A médica Aparecida Luiza Nasi Fernandes assume a pasta no lugar de Dionísio Alvarez Mateos após polêmica sobre fechamento dos Postos de Saúde por 13 dias em Jandira 


A prefeita de Jandira Anabel Sabatine (PSDB) concedeu, ontem, entrevista coletiva na sede da Secretaria da Saúde para anunciar Aparecida Luiza Nasi Fernandes como nova secretária da Pasta. A médica substitui o cardiologista Dionísio Alvarez Mateos, exonerado do cargo após autorizar o recesso de funcionários do setor entre os dias 24 de dezembro e 6 de janeiro.

De acordo com Anabel, em dezembro, foi publicado um decreto estipulando como seria o recesso municipal durante as festas de final de ano. Um dos itens deixava claro que o período de folga estendida não seria aplicado à área da saúde que deveria funcionar em regime de plantão. O artigo não foi observado pelo secretário.

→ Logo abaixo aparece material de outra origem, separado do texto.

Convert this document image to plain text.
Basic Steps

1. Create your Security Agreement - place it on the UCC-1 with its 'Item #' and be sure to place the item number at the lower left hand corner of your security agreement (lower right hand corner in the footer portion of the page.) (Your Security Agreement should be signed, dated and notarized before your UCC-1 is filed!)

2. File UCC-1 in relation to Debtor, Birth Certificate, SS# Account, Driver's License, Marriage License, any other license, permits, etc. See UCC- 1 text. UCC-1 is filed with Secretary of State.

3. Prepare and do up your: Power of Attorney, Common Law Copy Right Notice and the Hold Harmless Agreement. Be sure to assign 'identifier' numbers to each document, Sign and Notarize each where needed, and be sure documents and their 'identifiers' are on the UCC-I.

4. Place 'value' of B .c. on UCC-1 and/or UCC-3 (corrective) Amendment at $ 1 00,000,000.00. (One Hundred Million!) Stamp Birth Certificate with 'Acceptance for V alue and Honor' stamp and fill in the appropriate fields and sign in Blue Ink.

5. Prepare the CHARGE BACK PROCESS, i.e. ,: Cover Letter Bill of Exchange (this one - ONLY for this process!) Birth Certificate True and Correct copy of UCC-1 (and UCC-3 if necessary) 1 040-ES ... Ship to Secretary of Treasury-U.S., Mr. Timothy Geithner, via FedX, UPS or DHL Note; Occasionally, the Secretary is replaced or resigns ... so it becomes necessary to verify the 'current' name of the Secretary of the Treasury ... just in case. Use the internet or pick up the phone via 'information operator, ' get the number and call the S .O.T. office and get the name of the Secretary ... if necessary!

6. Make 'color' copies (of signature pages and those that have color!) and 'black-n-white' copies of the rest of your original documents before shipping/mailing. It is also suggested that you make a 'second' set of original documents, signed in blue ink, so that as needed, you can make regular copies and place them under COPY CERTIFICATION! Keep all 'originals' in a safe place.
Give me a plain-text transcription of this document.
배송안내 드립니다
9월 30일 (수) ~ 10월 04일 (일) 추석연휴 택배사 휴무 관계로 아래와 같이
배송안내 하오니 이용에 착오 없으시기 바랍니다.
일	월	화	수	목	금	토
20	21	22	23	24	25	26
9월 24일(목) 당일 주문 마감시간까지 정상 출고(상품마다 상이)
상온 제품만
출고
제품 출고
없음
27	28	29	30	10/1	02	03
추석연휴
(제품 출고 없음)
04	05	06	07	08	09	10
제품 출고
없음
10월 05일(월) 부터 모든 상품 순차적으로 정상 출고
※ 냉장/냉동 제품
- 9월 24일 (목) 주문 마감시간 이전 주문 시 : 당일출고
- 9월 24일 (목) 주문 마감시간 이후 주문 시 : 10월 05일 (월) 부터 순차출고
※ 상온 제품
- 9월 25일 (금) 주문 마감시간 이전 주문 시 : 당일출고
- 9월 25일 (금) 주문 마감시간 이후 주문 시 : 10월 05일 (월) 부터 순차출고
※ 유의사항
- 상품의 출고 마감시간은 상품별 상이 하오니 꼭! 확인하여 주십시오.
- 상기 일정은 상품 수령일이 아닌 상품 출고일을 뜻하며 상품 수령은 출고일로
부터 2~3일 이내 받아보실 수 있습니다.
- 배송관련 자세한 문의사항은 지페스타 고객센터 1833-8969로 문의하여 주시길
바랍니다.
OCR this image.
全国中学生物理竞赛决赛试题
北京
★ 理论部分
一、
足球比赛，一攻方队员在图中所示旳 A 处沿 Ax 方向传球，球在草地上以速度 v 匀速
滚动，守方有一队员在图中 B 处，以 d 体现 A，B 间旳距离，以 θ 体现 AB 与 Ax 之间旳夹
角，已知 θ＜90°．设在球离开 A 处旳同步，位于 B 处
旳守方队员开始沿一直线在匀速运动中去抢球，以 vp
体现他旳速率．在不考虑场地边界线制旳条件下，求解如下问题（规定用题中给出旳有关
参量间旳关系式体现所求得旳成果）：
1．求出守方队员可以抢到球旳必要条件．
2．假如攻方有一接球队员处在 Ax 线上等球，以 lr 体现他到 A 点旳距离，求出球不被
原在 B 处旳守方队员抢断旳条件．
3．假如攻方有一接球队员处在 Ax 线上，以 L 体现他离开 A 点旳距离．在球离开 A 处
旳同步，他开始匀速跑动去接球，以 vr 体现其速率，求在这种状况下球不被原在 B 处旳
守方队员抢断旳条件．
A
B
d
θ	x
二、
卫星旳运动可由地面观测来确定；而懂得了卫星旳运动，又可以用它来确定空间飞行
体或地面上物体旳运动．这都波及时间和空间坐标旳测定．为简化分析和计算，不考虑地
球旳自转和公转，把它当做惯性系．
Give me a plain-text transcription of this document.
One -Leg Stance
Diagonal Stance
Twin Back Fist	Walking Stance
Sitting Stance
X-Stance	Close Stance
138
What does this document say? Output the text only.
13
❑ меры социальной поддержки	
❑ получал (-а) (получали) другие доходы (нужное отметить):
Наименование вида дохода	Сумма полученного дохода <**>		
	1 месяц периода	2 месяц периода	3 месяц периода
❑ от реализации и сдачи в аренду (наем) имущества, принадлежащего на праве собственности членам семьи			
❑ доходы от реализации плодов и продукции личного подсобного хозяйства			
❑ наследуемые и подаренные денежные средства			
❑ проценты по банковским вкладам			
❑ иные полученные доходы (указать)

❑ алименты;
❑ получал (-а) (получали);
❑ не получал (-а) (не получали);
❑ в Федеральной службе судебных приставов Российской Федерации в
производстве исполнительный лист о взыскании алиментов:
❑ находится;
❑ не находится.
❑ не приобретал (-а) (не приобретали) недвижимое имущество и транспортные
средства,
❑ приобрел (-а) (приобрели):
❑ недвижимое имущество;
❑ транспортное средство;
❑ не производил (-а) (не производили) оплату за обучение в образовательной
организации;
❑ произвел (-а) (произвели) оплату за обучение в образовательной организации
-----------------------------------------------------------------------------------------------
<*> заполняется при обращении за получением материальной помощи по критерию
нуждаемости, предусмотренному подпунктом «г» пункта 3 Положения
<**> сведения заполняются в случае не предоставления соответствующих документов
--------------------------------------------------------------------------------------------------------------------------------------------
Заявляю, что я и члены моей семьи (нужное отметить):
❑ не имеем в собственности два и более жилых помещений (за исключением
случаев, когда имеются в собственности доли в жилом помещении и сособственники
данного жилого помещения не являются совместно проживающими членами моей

Anabel também revelou que, em 2011, enfrentou resistência por parte do legislativo quanto a reabertura da maternidade do município e acredita que essa resistência tenha sido quebrada e, em breve, a cidade volte a realizar partos. 

A prefeita também não descarta que o fechamento dos Postos de Saúde por 13 dias tenha sido um plano sórdido contra a sua administração. Vereadores de oposição estariam envolvidos nessa suposta armação. Foi aberto um boletim de ocorrência na delegacia do município e uma sindicância interna para apurar os fatos.

Após uma breve apresentação, Aparecida Nasi disse que trabalha em gestão pública de saúde há mais de 20 anos e acrescentou que “gosta do que faz” e que a saúde é suprapartidária. 

Em entrevista ao Diário da Região, na última quarta-feira, o vereador Gerson Cerqueira de Almeida (PTN), líder da prefeita na Câmara, classificou o fato como falta de comunicação. “Acredito que confundiram a situação, houve um mal entendido, pois eram para entrar em recesso somente a prefeitura e algumas secretarias. Acho que o secretário de saúde e algumas pessoas confundiram a situação e entenderam que os postos também ficariam fechados”.

Quanto a Câmara Municipal abrir uma CEI (Comissão Especial de Inquérito) para investigar o caso, Cerqueira acredita não haver essa necessidade.